Over the eons, as the number of humans increased exponentially, the availability of these finite sources began to shrink exponentially. Whale species were hunted to the brink of extinction for their oil. Island nations and huge parts of the continents were deforested.

For a long time we thought the answer was to stock up on the finite things to burn as best we could. But along the way we realized that God gave us endless sources of energy that had always been abundant in the garden: the sun and the wind.

We realized that the terrible cost of burning through finite sources was not only running out of things to burn, it was extreme weather and our planet was becoming less hospitable due to warming.

The signs all pointed to the need to switch from the finite sources of energy – and the destruction they cause – to the infinite sources, which are kinder both to humans and to all of God’s creation. We can run our world and tend the garden at the same time.

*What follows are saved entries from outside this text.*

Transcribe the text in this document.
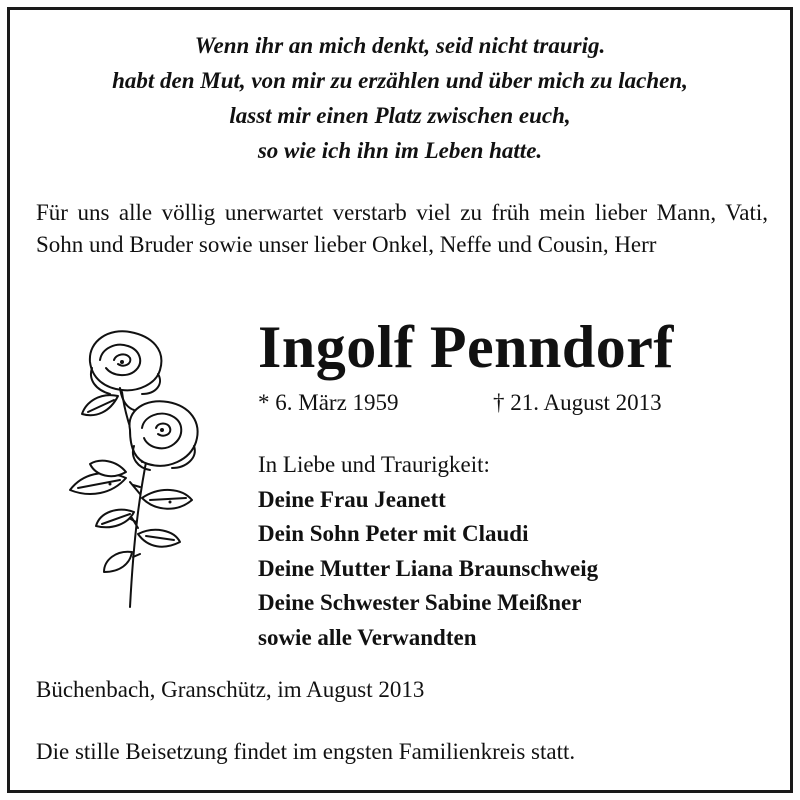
Wenn ihr an mich denkt, seid nicht traurig.
habt den Mut, von mir zu erzählen und über mich zu lachen,
lasst mir einen Platz zwischen euch,
so wie ich ihn im Leben hatte.
Für uns alle völlig unerwartet verstarb viel zu früh mein lieber Mann, Vati, Sohn und Bruder sowie unser lieber Onkel, Neffe und Cousin, Herr
Ingolf Penndorf
* 6. März 1959	† 21. August 2013
In Liebe und Traurigkeit:
Deine Frau Jeanett
Dein Sohn Peter mit Claudi
Deine Mutter Liana Braunschweig
Deine Schwester Sabine Meißner
sowie alle Verwandten
Büchenbach, Granschütz, im August 2013
Die stille Beisetzung findet im engsten Familienkreis statt.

In the Bible, when people finally understood the message and acted in the way God wanted, the flood waters receded; fires stopped.

So if saving lives, improving health outcomes, and expanding economic opportunity through more and better jobs isn’t enough of a moral call to prioritize the clean energy transition, look to the Bible and listen to God. His message seems to be quite clear.

Ben Jealous is the executive director of the Sierra Club and a professor of practice at the University of Pennsylvania.